Author: Leyland Cocco, The Guardian
Indigenous protesters in Canada have called a growing police presence near their makeshift checkpoint “an act of war”, as tensions mount over a stalled pipeline project in northern British Columbia. In defiance of a court order, dozens of protesters have gathered on a logging road... to block the construction of a natural gas pipeline... On Monday, the Royal Canadian Mounted Police announced they would enforce a court order to remove the demonstrators from the area... “The conflict between the oil and gas industries, indigenous communities, and governments all across the province has been ongoing for a number of years. This has never been a police issue. In fact, the BC RCMP is impartial and we respect the rights of individuals to peaceful, lawful and safe protest,” they said in a statement... The company has previously said it has the support of all elected indigenous leaders along the proposed route, but Wet’suwet’en hereditary chiefs have signaled they do not support the project – and argue that elected band leaders are not in the position to negotiate with the company.

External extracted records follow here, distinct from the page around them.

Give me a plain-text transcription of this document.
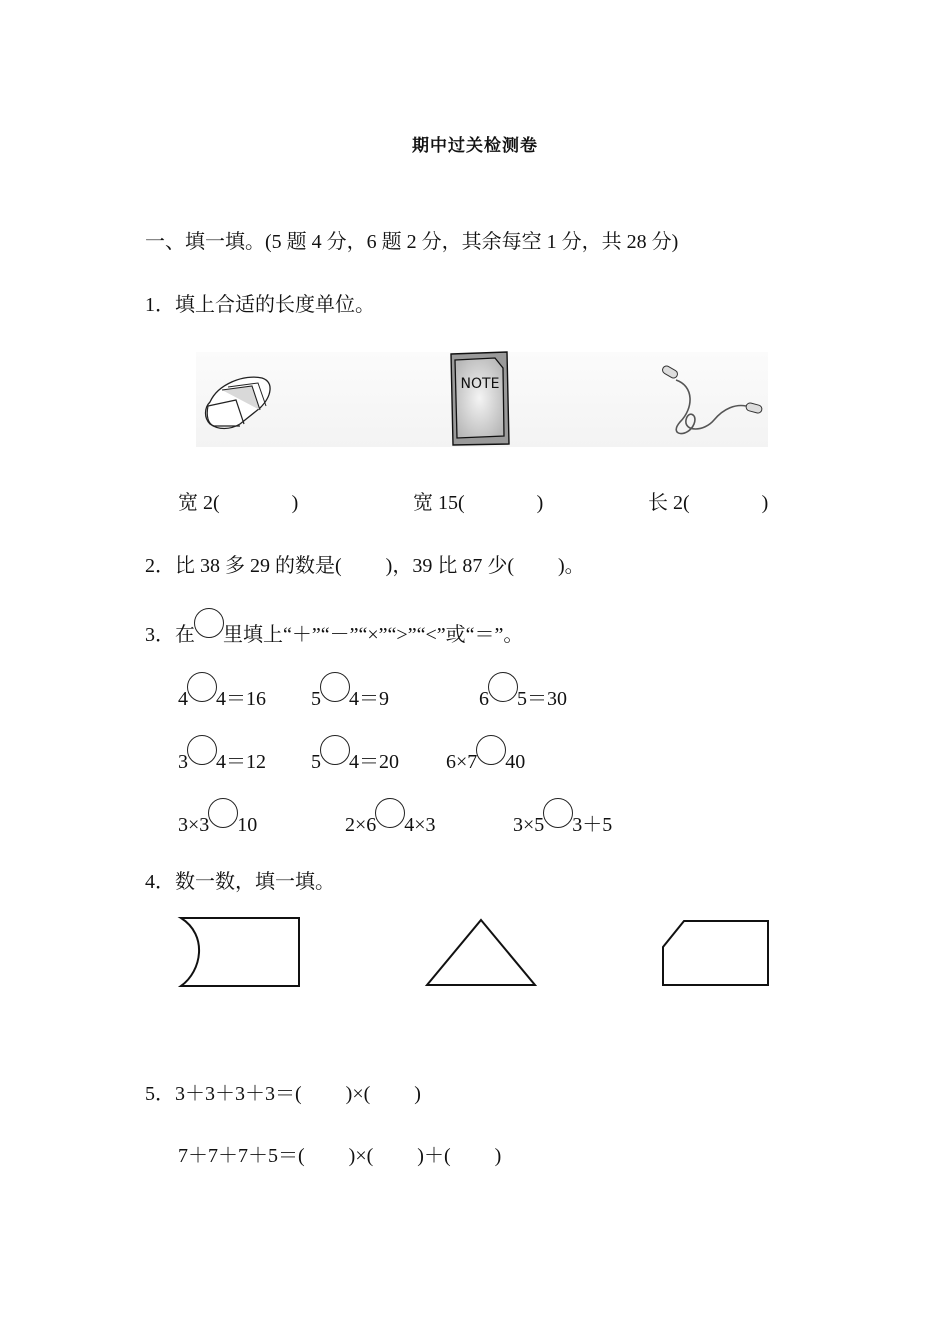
期中过关检测卷
一、填一填。(5 题 4 分，6 题 2 分，其余每空 1 分，共 28 分)
1．填上合适的长度单位。
NOTE
宽 2(	)	宽 15(	)	长 2(	)
2．比 38 多 29 的数是( )，39 比 87 少( )。
3．在 里填上“＋”“－”“×”“>”“<”或“＝”。
4 4＝16 5 4＝9	6 5＝30
3 4＝12 5 4＝20 6×7 40
3×3 10	2×6 4×3	3×5 3＋5
4．数一数，填一填。
5．3＋3＋3＋3＝( )×( )
7＋7＋7＋5＝( )×( )＋( )
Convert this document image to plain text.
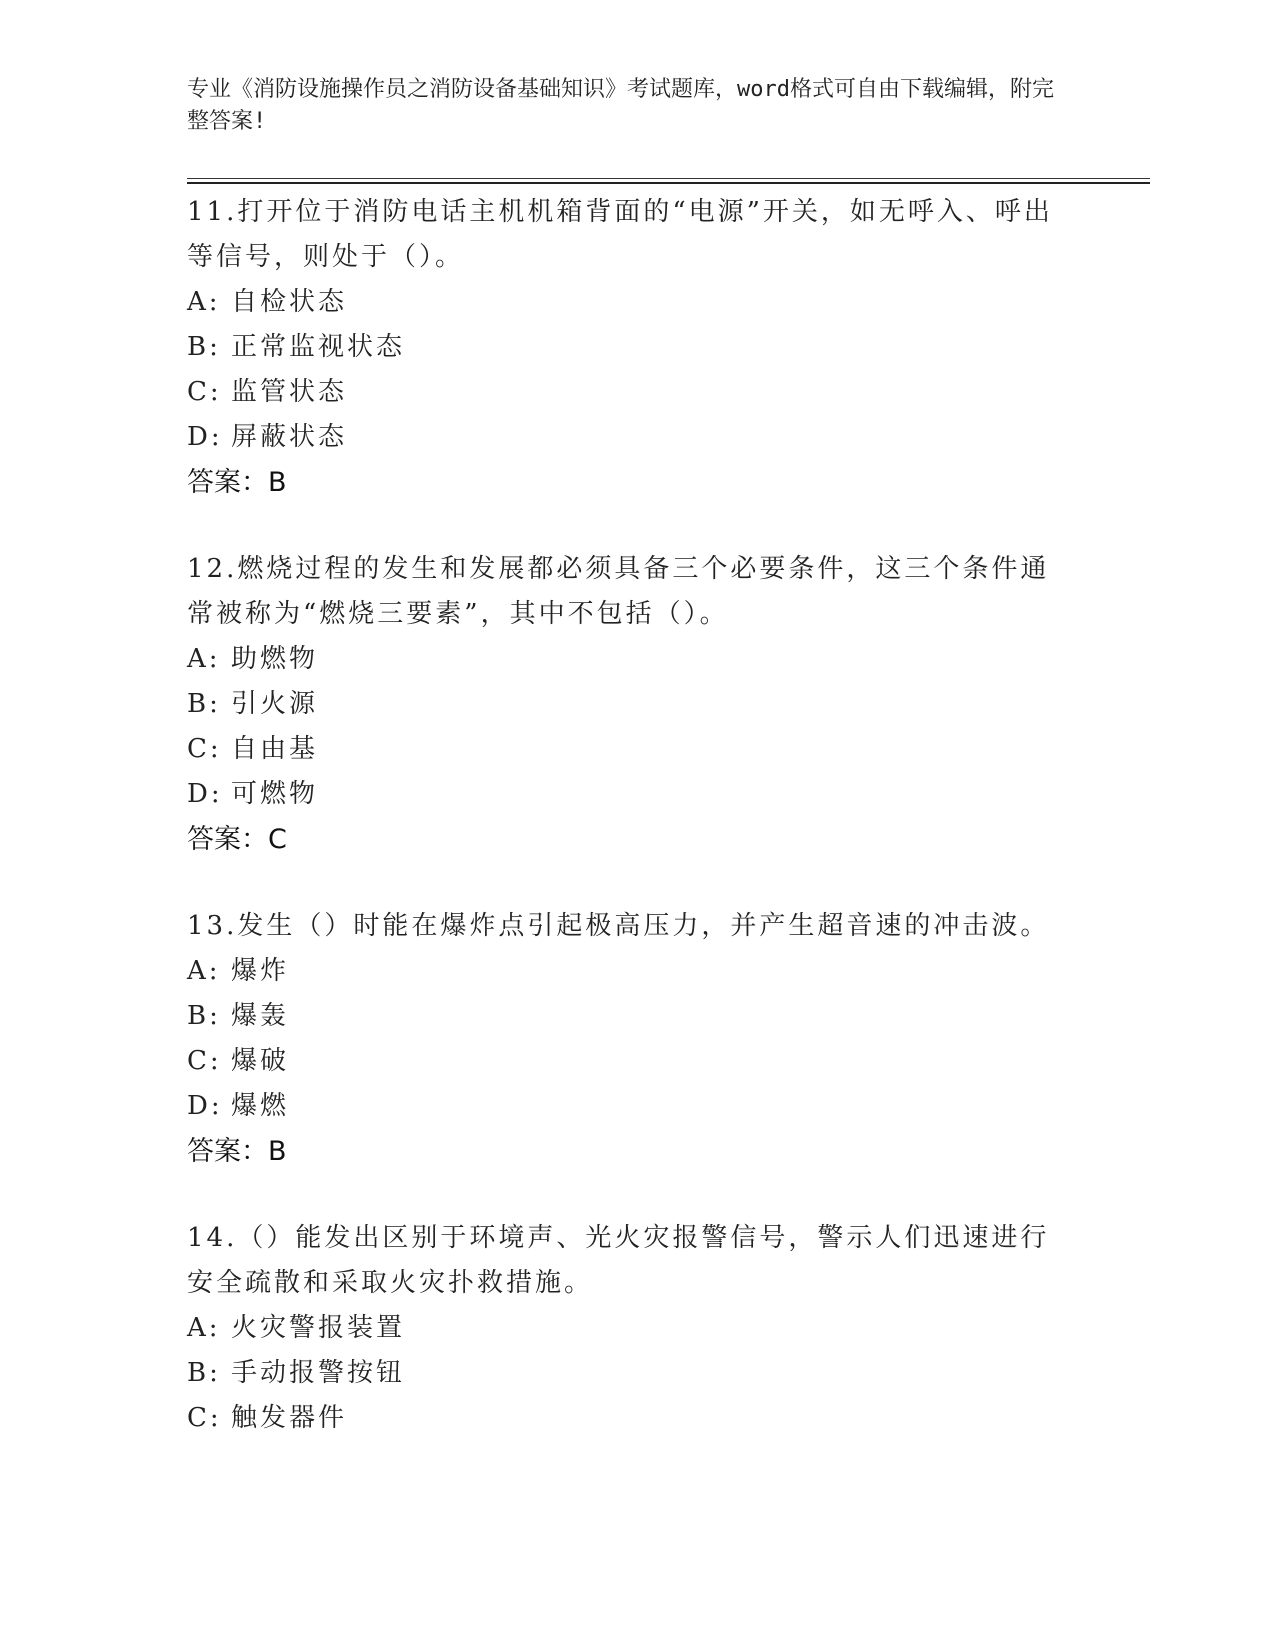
专业《消防设施操作员之消防设备基础知识》考试题库，word格式可自由下载编辑，附完整答案!
11.打开位于消防电话主机机箱背面的“电源”开关，如无呼入、呼出等信号，则处于（）。
A: 自检状态
B: 正常监视状态
C: 监管状态
D: 屏蔽状态
答案：B
12.燃烧过程的发生和发展都必须具备三个必要条件，这三个条件通常被称为“燃烧三要素”，其中不包括（）。
A: 助燃物
B: 引火源
C: 自由基
D: 可燃物
答案：C
13.发生（）时能在爆炸点引起极高压力，并产生超音速的冲击波。
A: 爆炸
B: 爆轰
C: 爆破
D: 爆燃
答案：B
14.（）能发出区别于环境声、光火灾报警信号，警示人们迅速进行安全疏散和采取火灾扑救措施。
A: 火灾警报装置
B: 手动报警按钮
C: 触发器件
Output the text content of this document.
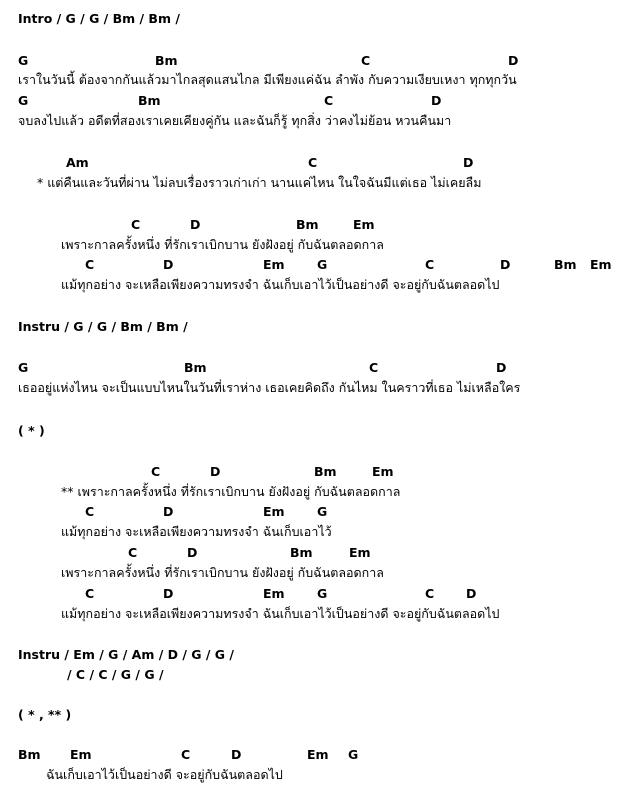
Intro / G / G / Bm / Bm /
G	Bm	C	D
เราในวันนี้ ต้องจากกันแล้วมาไกลสุดแสนไกล มีเพียงแค่ฉัน ลำพัง กับความเงียบเหงา ทุกทุกวัน
G	Bm	C	D
จบลงไปแล้ว อดีตที่สองเราเคยเคียงคู่กัน และฉันก็รู้ ทุกสิ่ง ว่าคงไม่ย้อน หวนคืนมา
Am	C	D
* แต่คืนและวันที่ผ่าน ไม่ลบเรื่องราวเก่าเก่า นานแค่ไหน ในใจฉันมีแต่เธอ ไม่เคยลืม
C	D	Bm	Em
เพราะกาลครั้งหนึ่ง ที่รักเราเบิกบาน ยังฝังอยู่ กับฉันตลอดกาล
C	D	Em	G	C	D	Bm Em
แม้ทุกอย่าง จะเหลือเพียงความทรงจำ ฉันเก็บเอาไว้เป็นอย่างดี จะอยู่กับฉันตลอดไป
Instru / G / G / Bm / Bm /
G	Bm	C	D
เธออยู่แห่งไหน จะเป็นแบบไหนในวันที่เราห่าง เธอเคยคิดถึง กันไหม ในคราวที่เธอ ไม่เหลือใคร
( * )
C	D	Bm	Em
** เพราะกาลครั้งหนึ่ง ที่รักเราเบิกบาน ยังฝังอยู่ กับฉันตลอดกาล
C	D	Em	G
แม้ทุกอย่าง จะเหลือเพียงความทรงจำ ฉันเก็บเอาไว้
C	D	Bm	Em
เพราะกาลครั้งหนึ่ง ที่รักเราเบิกบาน ยังฝังอยู่ กับฉันตลอดกาล
C	D	Em	G	C	D
แม้ทุกอย่าง จะเหลือเพียงความทรงจำ ฉันเก็บเอาไว้เป็นอย่างดี จะอยู่กับฉันตลอดไป
Instru / Em / G / Am / D / G / G /
/ C / C / G / G /
( * , ** )
Bm Em	C	D	Em G
ฉันเก็บเอาไว้เป็นอย่างดี จะอยู่กับฉันตลอดไป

Author: Union of BC Indian Chiefs
The Union of BC Indian Chiefs (UBCIC) is gravely concerned about the safety and well-being of the Wet’suwet’en land defenders as the RCMP set up nearby the Gidimt’en camp to enforce the interim injunction from the BC Supreme Court in December 2018, which supports Coastal Gaslink beginning construction on a 700km natural gas pipeline and transformation plant... UBCIC President Grand Chief Stewart Phillip stated “We strongly condemn the RCMP’s use of intimidation, harassment, and ongoing threats of forceful intervention and removal of the Wet’suwet’en land defenders from Wet’suwet’en unceded territory... The RCMP’s actions are in direct contradiction to both governments’ stated commitments to true reconciliation, and to full implementation of the United Nations Declaration on the Rights of Indigenous Peoples which is a global human rights standard."